As antibiotic has contributed to the rise of drug resistant super germs so with the use of herbicides has led to the existence of herbicide resistant super weeds.
To get rid of super weeds, farmers are adopting the use of more toxic chemicals, by manually pulling the weeds or by returning to the old method of regular plowing which was the farmer common practice 20 years back or to a labor intensive farming which can be very expensive.
Agricultural experts apprised that such old practice could lead to higher food prices, lower coop harvests, increase farming costs and more pollution to our environment.
The superweeds are infesting millions of acres for at least 22 states in the US predominantly soybeans, cotton and corn. It can put off not only to American agriculture’s enthusiasm but to other countries as well.
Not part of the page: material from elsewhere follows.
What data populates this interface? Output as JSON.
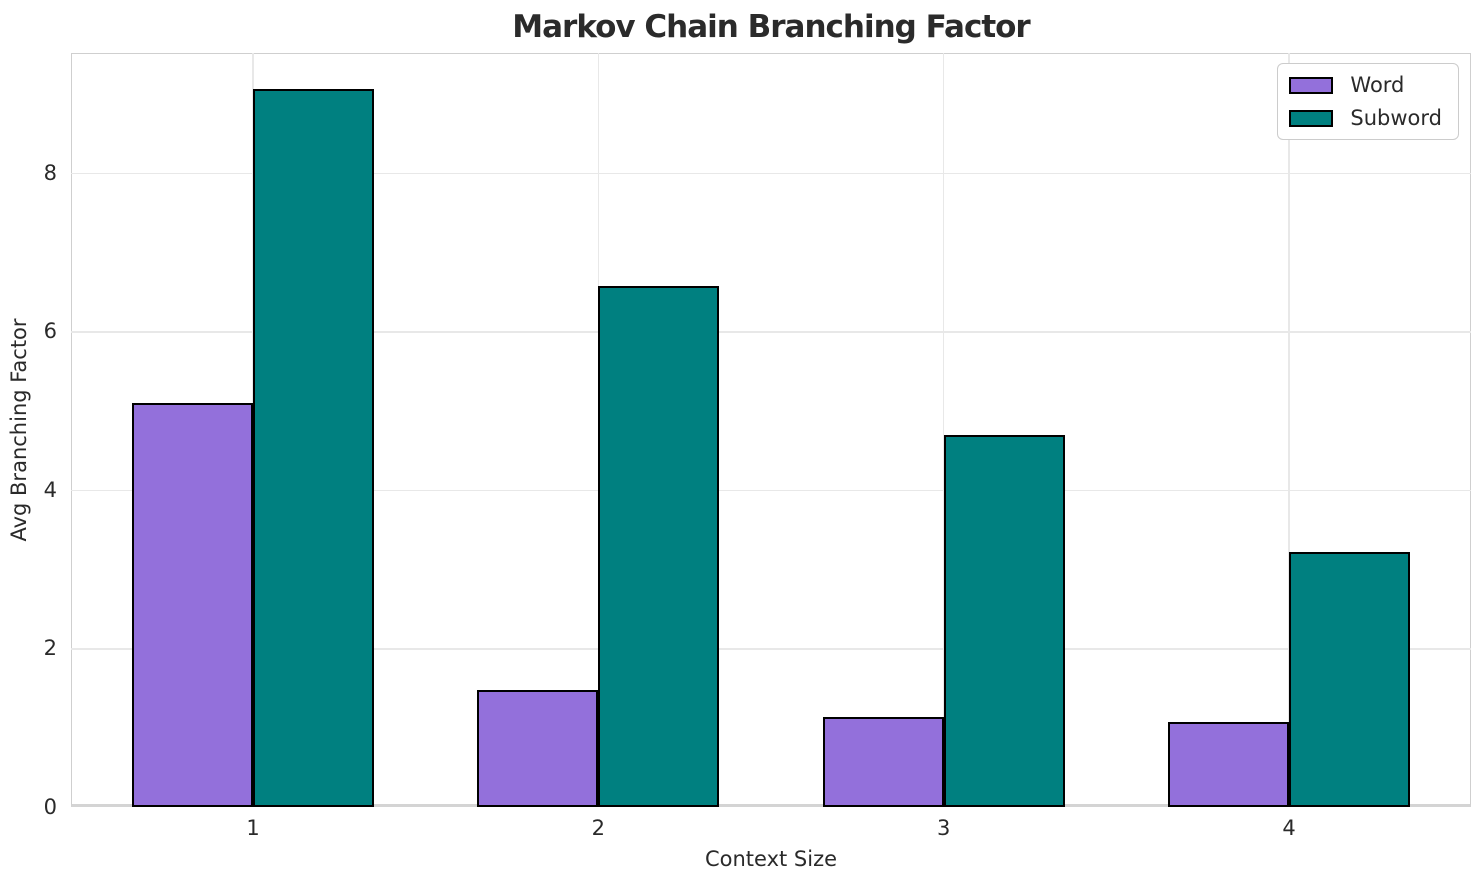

Soybeans, corn and cotton are engineered to survive spraying with herbicides, had become the standard in American agricultural system.
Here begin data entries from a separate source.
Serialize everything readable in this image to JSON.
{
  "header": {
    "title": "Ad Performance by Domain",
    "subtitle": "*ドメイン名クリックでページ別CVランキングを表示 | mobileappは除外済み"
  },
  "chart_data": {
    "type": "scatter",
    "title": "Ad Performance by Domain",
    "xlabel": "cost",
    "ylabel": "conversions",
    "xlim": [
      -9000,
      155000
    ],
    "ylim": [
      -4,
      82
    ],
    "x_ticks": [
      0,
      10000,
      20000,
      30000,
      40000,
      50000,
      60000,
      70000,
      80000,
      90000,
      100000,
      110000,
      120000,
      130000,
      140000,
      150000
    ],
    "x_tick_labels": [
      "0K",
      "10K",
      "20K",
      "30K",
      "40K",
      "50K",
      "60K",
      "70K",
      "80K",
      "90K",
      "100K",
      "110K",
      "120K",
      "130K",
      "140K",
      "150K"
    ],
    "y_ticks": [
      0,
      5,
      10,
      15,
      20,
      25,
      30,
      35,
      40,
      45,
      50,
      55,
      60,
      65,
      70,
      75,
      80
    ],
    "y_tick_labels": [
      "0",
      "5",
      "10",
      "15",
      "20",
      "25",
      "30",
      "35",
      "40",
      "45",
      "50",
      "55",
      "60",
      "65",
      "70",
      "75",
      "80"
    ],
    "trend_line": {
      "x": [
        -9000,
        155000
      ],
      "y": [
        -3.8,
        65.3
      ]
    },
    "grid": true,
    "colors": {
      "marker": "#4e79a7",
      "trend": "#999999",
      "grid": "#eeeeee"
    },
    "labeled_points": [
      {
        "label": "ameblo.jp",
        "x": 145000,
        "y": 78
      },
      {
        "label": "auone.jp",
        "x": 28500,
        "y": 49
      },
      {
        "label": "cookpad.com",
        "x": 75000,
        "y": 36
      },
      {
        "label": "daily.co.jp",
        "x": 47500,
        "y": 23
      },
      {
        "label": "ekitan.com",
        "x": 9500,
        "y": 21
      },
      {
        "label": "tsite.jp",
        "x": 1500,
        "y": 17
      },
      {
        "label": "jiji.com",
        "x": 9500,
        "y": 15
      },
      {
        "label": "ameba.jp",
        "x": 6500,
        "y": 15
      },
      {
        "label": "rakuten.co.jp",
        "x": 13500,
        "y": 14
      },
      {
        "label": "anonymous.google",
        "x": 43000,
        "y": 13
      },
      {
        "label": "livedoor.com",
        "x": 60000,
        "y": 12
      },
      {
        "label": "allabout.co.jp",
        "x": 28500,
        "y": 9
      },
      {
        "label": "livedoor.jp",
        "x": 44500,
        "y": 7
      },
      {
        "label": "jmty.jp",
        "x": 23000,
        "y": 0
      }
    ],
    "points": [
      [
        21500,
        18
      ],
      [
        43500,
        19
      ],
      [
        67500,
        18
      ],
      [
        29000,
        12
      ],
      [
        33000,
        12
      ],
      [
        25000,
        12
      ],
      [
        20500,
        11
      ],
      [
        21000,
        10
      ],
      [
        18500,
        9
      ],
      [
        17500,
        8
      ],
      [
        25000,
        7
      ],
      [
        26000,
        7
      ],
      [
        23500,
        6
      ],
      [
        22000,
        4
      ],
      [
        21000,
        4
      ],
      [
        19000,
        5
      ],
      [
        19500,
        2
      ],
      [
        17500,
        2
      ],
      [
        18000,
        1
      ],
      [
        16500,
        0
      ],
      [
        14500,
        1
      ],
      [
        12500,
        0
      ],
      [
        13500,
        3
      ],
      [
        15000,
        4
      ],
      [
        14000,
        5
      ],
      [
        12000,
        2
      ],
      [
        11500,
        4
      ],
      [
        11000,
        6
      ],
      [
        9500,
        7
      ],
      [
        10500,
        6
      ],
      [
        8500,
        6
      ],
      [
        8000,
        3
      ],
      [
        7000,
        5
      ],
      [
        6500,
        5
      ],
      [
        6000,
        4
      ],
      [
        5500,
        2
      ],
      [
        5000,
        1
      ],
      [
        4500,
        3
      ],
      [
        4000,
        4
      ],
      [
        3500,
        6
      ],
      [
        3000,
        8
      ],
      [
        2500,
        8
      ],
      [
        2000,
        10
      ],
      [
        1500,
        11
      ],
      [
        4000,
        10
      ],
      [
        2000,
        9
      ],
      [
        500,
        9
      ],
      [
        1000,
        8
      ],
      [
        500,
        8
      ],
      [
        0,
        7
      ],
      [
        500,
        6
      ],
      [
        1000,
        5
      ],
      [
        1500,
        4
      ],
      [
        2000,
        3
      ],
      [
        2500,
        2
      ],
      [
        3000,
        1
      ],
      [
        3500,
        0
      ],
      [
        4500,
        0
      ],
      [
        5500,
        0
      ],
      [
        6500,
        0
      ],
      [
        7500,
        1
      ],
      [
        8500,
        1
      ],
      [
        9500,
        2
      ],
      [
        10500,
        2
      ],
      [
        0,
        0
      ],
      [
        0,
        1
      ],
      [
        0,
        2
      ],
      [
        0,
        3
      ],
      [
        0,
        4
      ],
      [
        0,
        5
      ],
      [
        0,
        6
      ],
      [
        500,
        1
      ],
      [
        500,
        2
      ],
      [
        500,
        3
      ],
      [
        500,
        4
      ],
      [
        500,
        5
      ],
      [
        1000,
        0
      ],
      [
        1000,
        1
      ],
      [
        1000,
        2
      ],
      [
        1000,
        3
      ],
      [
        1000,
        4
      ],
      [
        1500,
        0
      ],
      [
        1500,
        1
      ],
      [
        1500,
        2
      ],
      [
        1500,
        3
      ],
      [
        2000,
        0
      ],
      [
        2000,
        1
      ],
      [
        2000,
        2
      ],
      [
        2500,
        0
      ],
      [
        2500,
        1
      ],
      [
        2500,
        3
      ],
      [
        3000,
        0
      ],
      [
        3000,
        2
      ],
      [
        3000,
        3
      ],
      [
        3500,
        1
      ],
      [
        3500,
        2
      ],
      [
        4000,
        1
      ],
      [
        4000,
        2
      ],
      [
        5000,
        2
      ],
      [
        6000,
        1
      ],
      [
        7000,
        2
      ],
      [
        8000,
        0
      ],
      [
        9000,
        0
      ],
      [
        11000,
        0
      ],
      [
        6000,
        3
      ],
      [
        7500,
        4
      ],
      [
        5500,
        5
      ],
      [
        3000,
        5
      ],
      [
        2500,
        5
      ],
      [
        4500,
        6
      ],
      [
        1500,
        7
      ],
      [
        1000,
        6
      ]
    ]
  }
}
However, the herbicide they are using no longer kill weeds. That the weeds quickly evolved to resist the herbicide chemical.
The herbicide which the generic name is glyphosate seemed to be ineffective to Palmer amaranth or pigweeds whose resistant form began seriously infesting farms in western Tennessee of last year.
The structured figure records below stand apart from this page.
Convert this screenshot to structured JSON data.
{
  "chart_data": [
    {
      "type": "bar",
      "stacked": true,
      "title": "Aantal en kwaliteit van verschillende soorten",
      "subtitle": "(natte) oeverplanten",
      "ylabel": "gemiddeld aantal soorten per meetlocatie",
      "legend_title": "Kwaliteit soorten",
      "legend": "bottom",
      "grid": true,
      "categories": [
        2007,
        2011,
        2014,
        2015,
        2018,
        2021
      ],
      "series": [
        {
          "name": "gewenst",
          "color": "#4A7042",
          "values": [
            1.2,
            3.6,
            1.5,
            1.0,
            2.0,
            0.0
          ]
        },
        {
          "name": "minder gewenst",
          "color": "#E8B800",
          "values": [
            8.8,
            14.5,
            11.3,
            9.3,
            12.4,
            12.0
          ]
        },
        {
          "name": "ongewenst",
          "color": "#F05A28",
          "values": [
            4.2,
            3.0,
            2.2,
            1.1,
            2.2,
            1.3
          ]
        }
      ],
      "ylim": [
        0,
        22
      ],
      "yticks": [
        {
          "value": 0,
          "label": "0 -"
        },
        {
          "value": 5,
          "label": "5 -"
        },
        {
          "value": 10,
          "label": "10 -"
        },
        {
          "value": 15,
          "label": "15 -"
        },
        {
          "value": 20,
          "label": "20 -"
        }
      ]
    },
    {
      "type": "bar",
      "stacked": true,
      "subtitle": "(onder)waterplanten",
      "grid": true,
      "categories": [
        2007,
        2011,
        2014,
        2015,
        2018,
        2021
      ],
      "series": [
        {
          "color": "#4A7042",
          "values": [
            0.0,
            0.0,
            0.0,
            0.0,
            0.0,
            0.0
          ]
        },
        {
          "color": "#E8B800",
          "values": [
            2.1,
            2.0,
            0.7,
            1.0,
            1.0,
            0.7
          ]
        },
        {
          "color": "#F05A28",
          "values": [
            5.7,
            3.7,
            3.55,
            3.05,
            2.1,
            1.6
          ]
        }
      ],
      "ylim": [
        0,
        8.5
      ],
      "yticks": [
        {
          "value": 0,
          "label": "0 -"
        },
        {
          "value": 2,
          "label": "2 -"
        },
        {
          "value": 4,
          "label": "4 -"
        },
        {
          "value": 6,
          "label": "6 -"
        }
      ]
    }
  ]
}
This threatens to reverse one of the agricultural advances bolstered by the herbicide revolution for minimum till farming. “What we’re talking about here is Darwinian evolution in fast forward”, said Mike Owen, a weed scientist at Iowa State University, referring to the proliferation of the superweed.
“The biotech industry is taking us into a more pesticide dependent agriculture when they’ve always promised and we need to be going in, the opposite direction”, said Bill Freese, a science policy analyst for the Center for Food Safety in Washington.